Jonas was born in Germany to a Greek father and a German mother, and raised in Greece. He has written several articles on video games, often advocating the concept that games are an art form. He is also politically active on the internet, blogging about political issues and co-founding the Wikileaks Stories game-making initiative. He describes his political stance as left-wing.

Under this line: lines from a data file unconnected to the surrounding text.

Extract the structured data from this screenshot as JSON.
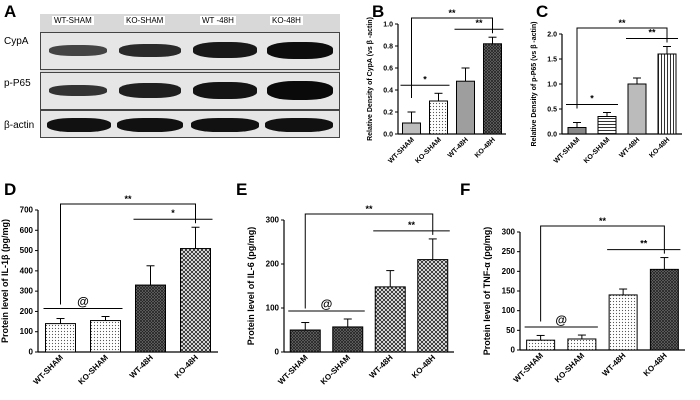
{
  "panels": {
    "A": "A",
    "B": "B",
    "C": "C",
    "D": "D",
    "E": "E",
    "F": "F"
  },
  "blot": {
    "lanes": [
      "WT-SHAM",
      "KO-SHAM",
      "WT -48H",
      "KO-48H"
    ],
    "rows": [
      "CypA",
      "p-P65",
      "β-actin"
    ]
  },
  "chart_data": [
    {
      "panel": "B",
      "type": "bar",
      "categories": [
        "WT-SHAM",
        "KO-SHAM",
        "WT-48H",
        "KO-48H"
      ],
      "values": [
        0.1,
        0.3,
        0.48,
        0.82
      ],
      "errors": [
        0.1,
        0.07,
        0.12,
        0.06
      ],
      "ylabel": "Relative Density of CypA (vs β -actin)",
      "ylim": [
        0,
        1.0
      ],
      "yticks": [
        0.0,
        0.2,
        0.4,
        0.6,
        0.8,
        1.0
      ],
      "tick_labels": [
        "0.0",
        "0.2",
        "0.4",
        "0.6",
        "0.8",
        "1.0"
      ],
      "annotations": [
        {
          "from": 0,
          "to": 1,
          "text": "*"
        },
        {
          "from": 2,
          "to": 3,
          "text": "**"
        },
        {
          "from": 0,
          "to": 3,
          "text": "**",
          "style": "bracket"
        }
      ]
    },
    {
      "panel": "C",
      "type": "bar",
      "categories": [
        "WT-SHAM",
        "KO-SHAM",
        "WT-48H",
        "KO-48H"
      ],
      "values": [
        0.13,
        0.35,
        1.0,
        1.6
      ],
      "errors": [
        0.1,
        0.08,
        0.12,
        0.15
      ],
      "ylabel": "Relative Density of p-P65 (vs β -actin)",
      "ylim": [
        0,
        2.0
      ],
      "yticks": [
        0.0,
        0.5,
        1.0,
        1.5,
        2.0
      ],
      "tick_labels": [
        "0.0",
        "0.5",
        "1.0",
        "1.5",
        "2.0"
      ],
      "annotations": [
        {
          "from": 0,
          "to": 1,
          "text": "*"
        },
        {
          "from": 2,
          "to": 3,
          "text": "**"
        },
        {
          "from": 0,
          "to": 3,
          "text": "**",
          "style": "bracket"
        }
      ]
    },
    {
      "panel": "D",
      "type": "bar",
      "categories": [
        "WT-SHAM",
        "KO-SHAM",
        "WT-48H",
        "KO-48H"
      ],
      "values": [
        140,
        155,
        330,
        510
      ],
      "errors": [
        25,
        20,
        95,
        105
      ],
      "ylabel": "Protein level of IL-1β (pg/mg)",
      "ylim": [
        0,
        700
      ],
      "yticks": [
        0,
        100,
        200,
        300,
        400,
        500,
        600,
        700
      ],
      "tick_labels": [
        "0",
        "100",
        "200",
        "300",
        "400",
        "500",
        "600",
        "700"
      ],
      "annotations": [
        {
          "from": 0,
          "to": 1,
          "text": "@"
        },
        {
          "from": 2,
          "to": 3,
          "text": "*"
        },
        {
          "from": 0,
          "to": 3,
          "text": "**",
          "style": "bracket"
        }
      ]
    },
    {
      "panel": "E",
      "type": "bar",
      "categories": [
        "WT-SHAM",
        "KO-SHAM",
        "WT-48H",
        "KO-48H"
      ],
      "values": [
        50,
        57,
        148,
        210
      ],
      "errors": [
        17,
        18,
        37,
        47
      ],
      "ylabel": "Protein level of IL-6 (pg/mg)",
      "ylim": [
        0,
        300
      ],
      "yticks": [
        0,
        100,
        200,
        300
      ],
      "tick_labels": [
        "0",
        "100",
        "200",
        "300"
      ],
      "annotations": [
        {
          "from": 0,
          "to": 1,
          "text": "@"
        },
        {
          "from": 2,
          "to": 3,
          "text": "**"
        },
        {
          "from": 0,
          "to": 3,
          "text": "**",
          "style": "bracket"
        }
      ]
    },
    {
      "panel": "F",
      "type": "bar",
      "categories": [
        "WT-SHAM",
        "KO-SHAM",
        "WT-48H",
        "KO-48H"
      ],
      "values": [
        25,
        28,
        140,
        205
      ],
      "errors": [
        12,
        10,
        15,
        30
      ],
      "ylabel": "Protein level of TNF-α (pg/mg)",
      "ylim": [
        0,
        300
      ],
      "yticks": [
        0,
        50,
        100,
        150,
        200,
        250,
        300
      ],
      "tick_labels": [
        "0",
        "50",
        "100",
        "150",
        "200",
        "250",
        "300"
      ],
      "annotations": [
        {
          "from": 0,
          "to": 1,
          "text": "@"
        },
        {
          "from": 2,
          "to": 3,
          "text": "**"
        },
        {
          "from": 0,
          "to": 3,
          "text": "**",
          "style": "bracket"
        }
      ]
    }
  ]
}
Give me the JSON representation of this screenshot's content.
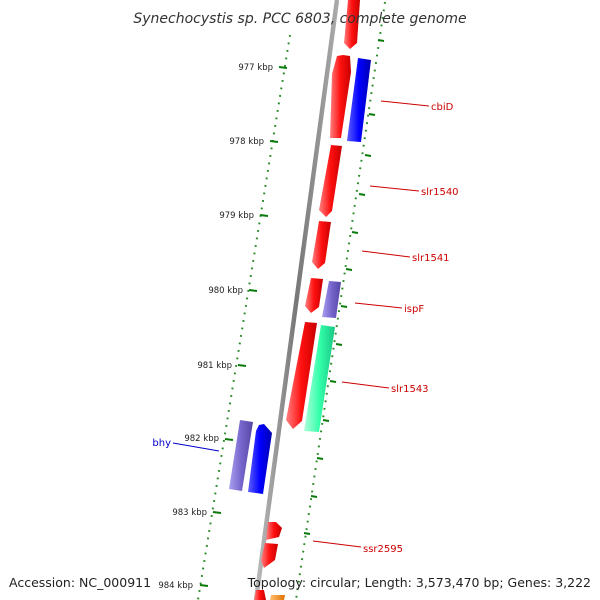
{
  "title": "Synechocystis sp. PCC 6803, complete genome",
  "footer": {
    "accession": "Accession: NC_000911",
    "summary": "Topology: circular; Length: 3,573,470 bp; Genes: 3,222"
  },
  "colors": {
    "backbone": "#8c8c8c",
    "tick": "#0a7a0a",
    "label_red": "#cc0000",
    "label_blue": "#0000cc",
    "gene_red": "#ff0000",
    "gene_blue": "#0000ff",
    "gene_purple": "#7766cc",
    "gene_green": "#33ffaa",
    "gene_orange": "#ff8800"
  },
  "ticks": [
    "977 kbp",
    "978 kbp",
    "979 kbp",
    "980 kbp",
    "981 kbp",
    "982 kbp",
    "983 kbp",
    "984 kbp"
  ],
  "gene_labels": [
    "cbiD",
    "slr1540",
    "slr1541",
    "ispF",
    "slr1543",
    "bhy",
    "ssr2595"
  ]
}
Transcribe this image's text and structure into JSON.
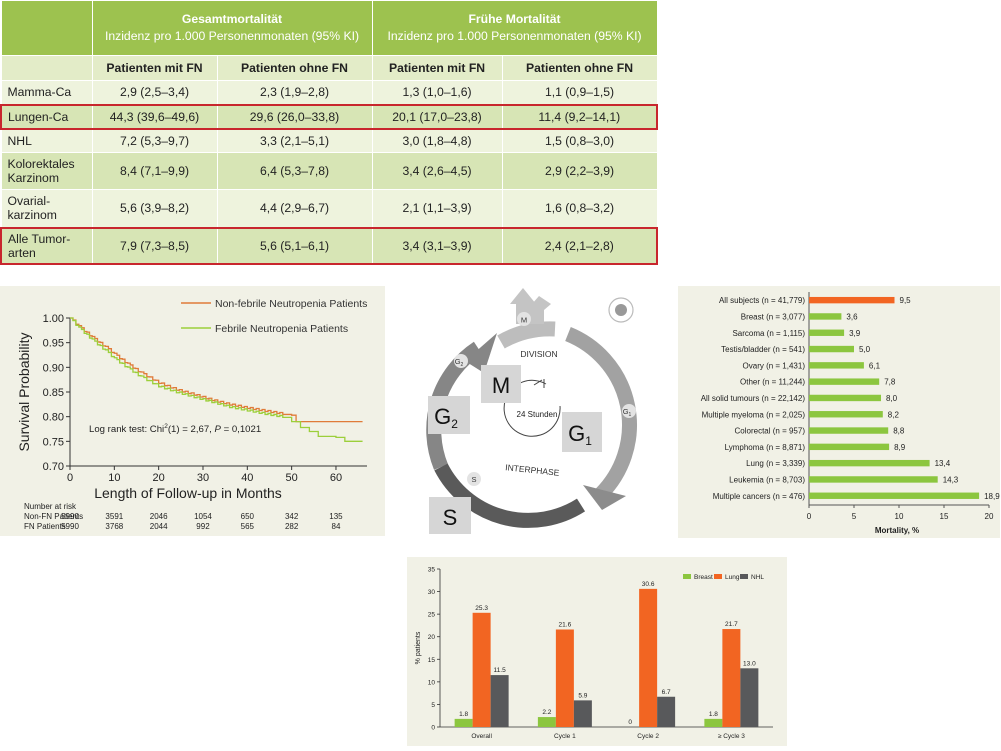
{
  "table": {
    "groups": [
      {
        "title": "Gesamtmortalität",
        "subtitle": "Inzidenz pro 1.000 Personenmonaten (95% KI)"
      },
      {
        "title": "Frühe Mortalität",
        "subtitle": "Inzidenz pro 1.000 Personenmonaten (95% KI)"
      }
    ],
    "columns": [
      "Patienten mit FN",
      "Patienten ohne FN",
      "Patienten mit FN",
      "Patienten ohne FN"
    ],
    "rows": [
      {
        "label": "Mamma-Ca",
        "cells": [
          "2,9 (2,5–3,4)",
          "2,3 (1,9–2,8)",
          "1,3 (1,0–1,6)",
          "1,1 (0,9–1,5)"
        ]
      },
      {
        "label": "Lungen-Ca",
        "cells": [
          "44,3 (39,6–49,6)",
          "29,6 (26,0–33,8)",
          "20,1 (17,0–23,8)",
          "11,4 (9,2–14,1)"
        ]
      },
      {
        "label": "NHL",
        "cells": [
          "7,2 (5,3–9,7)",
          "3,3 (2,1–5,1)",
          "3,0 (1,8–4,8)",
          "1,5 (0,8–3,0)"
        ]
      },
      {
        "label": "Kolorektales Karzinom",
        "cells": [
          "8,4 (7,1–9,9)",
          "6,4 (5,3–7,8)",
          "3,4 (2,6–4,5)",
          "2,9 (2,2–3,9)"
        ]
      },
      {
        "label": "Ovarial-karzinom",
        "cells": [
          "5,6 (3,9–8,2)",
          "4,4 (2,9–6,7)",
          "2,1 (1,1–3,9)",
          "1,6 (0,8–3,2)"
        ]
      },
      {
        "label": "Alle Tumor-arten",
        "cells": [
          "7,9 (7,3–8,5)",
          "5,6 (5,1–6,1)",
          "3,4 (3,1–3,9)",
          "2,4 (2,1–2,8)"
        ]
      }
    ]
  },
  "cell_cycle": {
    "phases": {
      "m": "M",
      "g1": "G",
      "g1_sub": "1",
      "g2": "G",
      "g2_sub": "2",
      "s": "S"
    },
    "labels": {
      "division": "DIVISION",
      "interphase": "INTERPHASE",
      "center": "24 Stunden"
    },
    "small": {
      "m": "M",
      "g2": "G",
      "g2_sub": "2",
      "g1": "G",
      "g1_sub": "1",
      "s": "S"
    }
  },
  "chart_data": [
    {
      "type": "line",
      "title": "",
      "xlabel": "Length of Follow-up in Months",
      "ylabel": "Survival Probability",
      "xlim": [
        0,
        67
      ],
      "ylim": [
        0.7,
        1.0
      ],
      "xticks": [
        "0",
        "10",
        "20",
        "30",
        "40",
        "50",
        "60"
      ],
      "yticks": [
        "0.70",
        "0.75",
        "0.80",
        "0.85",
        "0.90",
        "0.95",
        "1.00"
      ],
      "legend_position": "top-right",
      "annotation": {
        "prefix": "Log rank test: Chi",
        "sup": "2",
        "mid": "(1) = 2,67, ",
        "p": "P",
        "suffix": " = 0,1021"
      },
      "colors": {
        "non_fn": "#e07b39",
        "fn": "#9ccf3a"
      },
      "series": [
        {
          "name": "Non-febrile Neutropenia Patients",
          "x": [
            0,
            2,
            5,
            8,
            10,
            13,
            16,
            20,
            24,
            28,
            32,
            36,
            40,
            44,
            48,
            50,
            51,
            55,
            60,
            66
          ],
          "y": [
            1.0,
            0.983,
            0.961,
            0.941,
            0.927,
            0.907,
            0.889,
            0.869,
            0.855,
            0.845,
            0.834,
            0.825,
            0.818,
            0.812,
            0.806,
            0.803,
            0.79,
            0.79,
            0.79,
            0.79
          ]
        },
        {
          "name": "Febrile Neutropenia Patients",
          "x": [
            0,
            2,
            5,
            8,
            10,
            13,
            16,
            20,
            24,
            28,
            32,
            36,
            40,
            44,
            48,
            50,
            52,
            54,
            56,
            60,
            62,
            66
          ],
          "y": [
            1.0,
            0.98,
            0.956,
            0.934,
            0.918,
            0.899,
            0.881,
            0.862,
            0.85,
            0.84,
            0.83,
            0.82,
            0.813,
            0.806,
            0.8,
            0.79,
            0.778,
            0.77,
            0.76,
            0.758,
            0.75,
            0.75
          ]
        }
      ],
      "risk_table": {
        "title": "Number at risk",
        "rows": [
          {
            "label": "Non-FN Patients",
            "values": [
              "5990",
              "3591",
              "2046",
              "1054",
              "650",
              "342",
              "135"
            ]
          },
          {
            "label": "FN Patients",
            "values": [
              "5990",
              "3768",
              "2044",
              "992",
              "565",
              "282",
              "84"
            ]
          }
        ],
        "at": [
          0,
          10,
          20,
          30,
          40,
          50,
          60
        ]
      }
    },
    {
      "type": "bar",
      "orientation": "horizontal",
      "title": "",
      "xlabel": "Mortality, %",
      "ylabel": "",
      "xlim": [
        0,
        20
      ],
      "xticks": [
        "0",
        "5",
        "10",
        "15",
        "20"
      ],
      "categories": [
        "All subjects (n = 41,779)",
        "Breast (n = 3,077)",
        "Sarcoma (n = 1,115)",
        "Testis/bladder (n = 541)",
        "Ovary (n = 1,431)",
        "Other (n = 11,244)",
        "All solid tumours (n = 22,142)",
        "Multiple myeloma (n = 2,025)",
        "Colorectal (n = 957)",
        "Lymphoma (n = 8,871)",
        "Lung (n = 3,339)",
        "Leukemia (n = 8,703)",
        "Multiple cancers (n = 476)"
      ],
      "values": [
        9.5,
        3.6,
        3.9,
        5.0,
        6.1,
        7.8,
        8.0,
        8.2,
        8.8,
        8.9,
        13.4,
        14.3,
        18.9
      ],
      "value_labels": [
        "9,5",
        "3,6",
        "3,9",
        "5,0",
        "6,1",
        "7,8",
        "8,0",
        "8,2",
        "8,8",
        "8,9",
        "13,4",
        "14,3",
        "18,9"
      ],
      "colors": {
        "highlight": "#f26522",
        "default": "#8cc63f"
      }
    },
    {
      "type": "bar",
      "title": "",
      "xlabel": "",
      "ylabel": "% patients",
      "ylim": [
        0,
        35
      ],
      "yticks": [
        "0",
        "5",
        "10",
        "15",
        "20",
        "25",
        "30",
        "35"
      ],
      "categories": [
        "Overall",
        "Cycle 1",
        "Cycle 2",
        "≥ Cycle 3"
      ],
      "legend_position": "top-right",
      "series": [
        {
          "name": "Breast",
          "color": "#8cc63f",
          "values": [
            1.8,
            2.2,
            0,
            1.8
          ],
          "labels": [
            "1.8",
            "2.2",
            "0",
            "1.8"
          ]
        },
        {
          "name": "Lung",
          "color": "#f26522",
          "values": [
            25.3,
            21.6,
            30.6,
            21.7
          ],
          "labels": [
            "25.3",
            "21.6",
            "30.6",
            "21.7"
          ]
        },
        {
          "name": "NHL",
          "color": "#58595b",
          "values": [
            11.5,
            5.9,
            6.7,
            13.0
          ],
          "labels": [
            "11.5",
            "5.9",
            "6.7",
            "13.0"
          ]
        }
      ]
    }
  ]
}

He lives in Frankfurt, (Germany) with his wife, Verena.

==Games==
- Last Rose in a Desert Garden (2000): Fatalistic but very short, which takes place in the aftermath of a nuclear war.
- The Infinite Ocean (2003, 2010 remake), deals with the concept of existentialism, centered on a sentient computer.
- The Great Machine: A Fragment, an experimental work of interactive fiction about the horrors of war.
- The Museum of Broken Memories (2006), which also deals with themes relating to war, but is made up of a number of interrelated story fragments.
- The Strange and Somewhat Sinister Tale of the House at Desert Bridge (2009), a humorous fantasy with melancholic undertones, set in the Lands of Dream.
- Phenomenon 32, a post-apocalyptic 2D exploration platformer set in an alternate universe.
- You Shall Know The Truth, a political game about WikiLeaks
- Alphaland (2011), a platformer set inside an unfinished (alpha) game. Terry Cavanagh is credited as a programmer.
- The Book of Living Magic (2011), another game set in the Lands of Dream, in which a girl named Raven Locks Smith leaves the town of Dull to find The Book of Living Magic.
- Arcadia: A Pastoral Tale (2012), another work of interactive fiction (a text-based game).
- The Fabulous Screech (2012), a Lands of Dream installment expanding on the feline character it is named for, whom was first introduced in The Book of Living Magic.
- Traitor (2012), Kyratzes' most mechanic-based game, a vertical shooter about a mercenary's role in a growing revolutionary conflict.
- The Sea Will Claim Everything (2012), his first commercial game, involving another Lands of Dream scenario where a biotechnological dwelling called Underhome must face foreclosure.
- Moonlight (2012), a surreal text-based game that contains Stephen Fry, Oscar Wilde, Alpha Centauri, eagles, and many more things.
- The Matter of the Great Red Dragon (2014), a text-based Lands of Dream game
- The Talos Principle (2014), hired as a writer by Croteam
- A Postcard From Afthonia (2014), his latest Lands of Dream game, in which the player helps out a cat and a dog, who are married, during a war.
- Serious Sam VR: The Last Hope (2017)
- Phoenix Point (2018), developing the narrative and stories for Snapshot Games.
- Serious Sam 4 (2020)
- The Eternal Cylinder (2021)
- Clash: Artifacts of Chaos (2023)
- The Talos Principle II (2023)

==Book==
- Στη σκιά του Αόρατου Βασιλιά (In the Shadow of the Invisible King), (2013) is currently only available in Greek. It takes place in the Lands of Dream.

==Stories==
Jonas has "collected" many stories that take place in the Lands of Dream. They are all illustrated by his wife, Verena. The stories are found in The Oneiropolis Compendium, the Wanderers' Tales (stories written by other authors that "traveled" to the Lands of Dream), and Likely Facts, excerpts from The Book of Likely Facts (only published in the Lands of Dream), which was written by "Jorrum Dooga."

==Podcasts==
- "Gospels of the Flood", a short 7 episode podcast that tells the story of a priest who is trying to regain their faith as the world is consumed by a flood.
- "Azathoth Blues", 10 episode cosmic horror audio drama.

==Future projects==
- Super Omega Land, another platforming game
- Ithaka of the Clouds, a Lands of Dream text-based game. This game was originally crowdfunded, but Jonas decided to rename it The Council of Crows. Ithaka of the Clouds became a very different (and less expensive) game than Jonas had originally planned.